Per non dire dei campi di golf traforati a più non posso. Famoso quanto ai suoi tempi Buffalo Bill, Sergio Zeni (Talpa Bill?) è diventato il miracoloso risanatore dei green di mezza Europa, Lettonia, Slovenia, Austria. Ha debellato talpe infestanti parchi e giardini di illustri nomi, da Berlusconi a Marzotto a Barilla. Ha messo in piedi un’organizzazione efficientissima. Insieme a tre collaboratori tiene corsi per insegnare come usare al meglio le trappole, che ovviamente sono anche in vendita. «Risolta la situazione, lascio al cliente alcune Bracchette: gli spiego come e dove metterle. Nel caso, ritorno». I costi? Dipende dall’entità dell’intervento, se uno solo o più, e dalla distanza da Mirandola. «Il pagamento avviene soltanto a risultato raggiunto. Si va dai duecento, trecento euro in su. Certo in Lettonia ho dovuto piazzare duecento trappole e star lì tre giorni, più il viaggio…».
La società Sealtalpe ha un sito assai cliccato e offre anche un video di un’ora, una guida dettagliata all’uso delle trappole.
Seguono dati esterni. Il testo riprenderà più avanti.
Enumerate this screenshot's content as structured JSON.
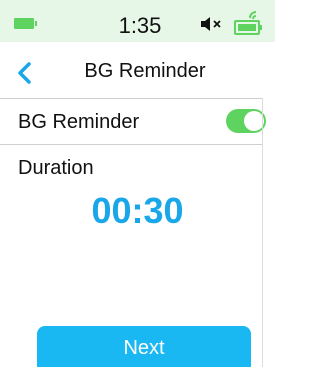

Gli affari vanno a gonfie vele: «Sono orgoglioso d’essermi inventato, unico in Italia, questa professione» dice lo Zeni Talpa Bill che ha allargato il piccolo impero anche alla ristorazione. Due matrimoni, tre figli - due quarantenni, una bimba di quattro anni e un maschietto in arrivo dalla seconda unione con la giovane moglie - questo instancabile mirandolese trova il tempo di gestire anche un albergo e una trattoria famosa per i tortellini. Entusiasta e benestante, Sergio Zeni potrebbe certo inscrivere nel blasone famigliare il detto di Marx mutuato da Shakespeare: «Ben scavato, vecchia talpa».